In a post on Medium, Susannah Fox explains how an airplane emergency reinforced her belief in the power of peer leadership. Tap into the ‘just-in-time/someone-like-me network, she says. And be ready to help the next person.
I’ve watched this happen on Michele Tuck-Ponder’s Facebook posts. She crowd sources everything from summer camps to bulk food purchases. And it works — people love to help.
Michelle is a former mayor of Princeton Township, mother of two, now manager of the Princeton University Center for African American Studies and a member of my church. Susannah, mother of two, is the former director of the health and technology portfolio at the Pew Research Internet Project, now entrepreneur in residence at the Robert Wood Johnson Foundation — and yes, she is my daughter.
This gorgeous quilt, sewn with African fabrics by Michele Tuck-Ponder (shown here with Scott Langdon), will be auctioned at the fifth annual UFAR African Soiree on Saturday, March 1, 5 to 8 p.m., at Princeton Theological Seminary’s Mackay Center.

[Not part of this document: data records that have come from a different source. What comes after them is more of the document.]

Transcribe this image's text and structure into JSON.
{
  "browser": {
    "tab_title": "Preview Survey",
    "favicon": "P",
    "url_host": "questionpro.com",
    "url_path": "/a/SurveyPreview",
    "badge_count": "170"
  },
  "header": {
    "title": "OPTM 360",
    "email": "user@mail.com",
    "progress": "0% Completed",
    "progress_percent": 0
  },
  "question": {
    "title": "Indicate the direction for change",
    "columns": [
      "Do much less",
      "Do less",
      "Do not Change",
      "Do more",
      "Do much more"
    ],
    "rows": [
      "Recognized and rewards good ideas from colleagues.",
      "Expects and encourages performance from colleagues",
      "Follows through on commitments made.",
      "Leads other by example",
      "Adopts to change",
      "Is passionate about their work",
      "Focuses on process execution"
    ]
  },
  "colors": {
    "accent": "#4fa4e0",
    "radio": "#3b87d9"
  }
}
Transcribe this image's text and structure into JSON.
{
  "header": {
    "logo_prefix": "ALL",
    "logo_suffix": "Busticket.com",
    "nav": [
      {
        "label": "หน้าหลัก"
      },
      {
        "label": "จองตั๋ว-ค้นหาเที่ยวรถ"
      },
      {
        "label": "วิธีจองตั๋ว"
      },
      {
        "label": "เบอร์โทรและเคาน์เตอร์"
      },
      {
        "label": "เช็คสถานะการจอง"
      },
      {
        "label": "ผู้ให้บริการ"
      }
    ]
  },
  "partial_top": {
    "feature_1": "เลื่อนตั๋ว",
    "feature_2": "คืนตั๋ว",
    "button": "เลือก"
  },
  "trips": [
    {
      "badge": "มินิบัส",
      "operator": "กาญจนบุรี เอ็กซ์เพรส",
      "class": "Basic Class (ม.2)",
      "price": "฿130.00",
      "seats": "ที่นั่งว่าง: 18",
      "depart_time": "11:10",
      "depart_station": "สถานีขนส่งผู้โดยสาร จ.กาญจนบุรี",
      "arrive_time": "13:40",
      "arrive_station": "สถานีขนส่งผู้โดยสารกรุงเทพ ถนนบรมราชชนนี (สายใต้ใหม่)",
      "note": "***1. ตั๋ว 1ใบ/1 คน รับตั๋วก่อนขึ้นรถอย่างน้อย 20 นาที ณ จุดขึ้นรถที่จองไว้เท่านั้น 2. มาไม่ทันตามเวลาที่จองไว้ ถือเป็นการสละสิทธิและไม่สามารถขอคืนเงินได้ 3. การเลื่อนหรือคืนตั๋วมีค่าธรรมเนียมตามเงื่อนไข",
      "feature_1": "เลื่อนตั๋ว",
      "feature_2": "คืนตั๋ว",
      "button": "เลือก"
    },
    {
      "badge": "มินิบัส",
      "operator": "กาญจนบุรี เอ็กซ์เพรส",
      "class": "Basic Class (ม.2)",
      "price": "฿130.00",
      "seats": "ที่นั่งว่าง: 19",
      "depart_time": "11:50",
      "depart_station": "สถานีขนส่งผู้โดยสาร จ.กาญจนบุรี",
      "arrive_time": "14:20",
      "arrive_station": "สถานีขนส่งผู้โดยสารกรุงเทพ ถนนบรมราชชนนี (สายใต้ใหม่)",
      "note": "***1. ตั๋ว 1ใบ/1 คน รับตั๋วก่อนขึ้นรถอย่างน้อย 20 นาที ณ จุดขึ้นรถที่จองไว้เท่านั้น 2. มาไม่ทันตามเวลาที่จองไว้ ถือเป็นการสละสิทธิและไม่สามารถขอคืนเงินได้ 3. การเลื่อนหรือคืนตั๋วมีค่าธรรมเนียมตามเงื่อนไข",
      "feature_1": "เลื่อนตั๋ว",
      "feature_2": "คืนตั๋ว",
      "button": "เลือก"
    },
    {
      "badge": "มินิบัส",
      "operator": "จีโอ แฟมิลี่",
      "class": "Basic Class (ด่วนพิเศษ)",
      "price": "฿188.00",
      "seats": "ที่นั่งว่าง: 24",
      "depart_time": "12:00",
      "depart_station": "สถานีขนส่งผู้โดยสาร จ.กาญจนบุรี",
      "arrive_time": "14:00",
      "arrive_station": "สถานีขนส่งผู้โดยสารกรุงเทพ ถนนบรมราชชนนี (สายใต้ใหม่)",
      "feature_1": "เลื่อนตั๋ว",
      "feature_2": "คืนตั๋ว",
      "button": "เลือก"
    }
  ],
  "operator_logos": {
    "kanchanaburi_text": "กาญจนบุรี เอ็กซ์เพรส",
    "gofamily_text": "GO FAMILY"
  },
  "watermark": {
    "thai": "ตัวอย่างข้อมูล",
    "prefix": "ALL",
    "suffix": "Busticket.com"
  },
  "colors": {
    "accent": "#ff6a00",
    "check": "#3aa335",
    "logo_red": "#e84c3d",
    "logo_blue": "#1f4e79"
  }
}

To benefit the United Front Against Riverblindness, it will include a buffet of international and African food, folk tales told by actor Scott Langdon and UFAR founder Daniel Shungu, a showing of African fashions, and an African marketplace. Tickets are just $60 ($30 for students). Call 609-688-9979 or email UFAR@PrincetonUMC.org.
The king-sized quilt features Adinkra symbols native to western Africa.The symbols, hand stamped by the quilter during a visit to Africa, give a unique spin to the traditional log cabin block design. Many of the fabrics were purchased in Africa and supplemented by fabrics from the quilter’s own collection. The quilt is made in shades of purple, orange and green with tan and brown borders. Professionally quilted in a Greek Key design. The estimated retail value of the quilt is $750.00.
A former mayor of Princeton Township, Tuck-Ponder not only made the quilt, but will call the live auction, which will also include a specially designed copper bracelet from Randi Forman of Nassau Street-based Forest Jewelers, and a scarf designed by Aruna Arya, owner of the Palmer Square-based fashion store Zastra, and a painting by Rhinold Ponder.
A special award will be presented to the family of the late Peter Meggitt, a UFAR supporter and Princeton resident who traveled with the mission team.
More than one-third of the 60 million people in the Democratic Republic of Congo are at risk for getting riverblindness but UFAR is able to treat more than two million persons each year.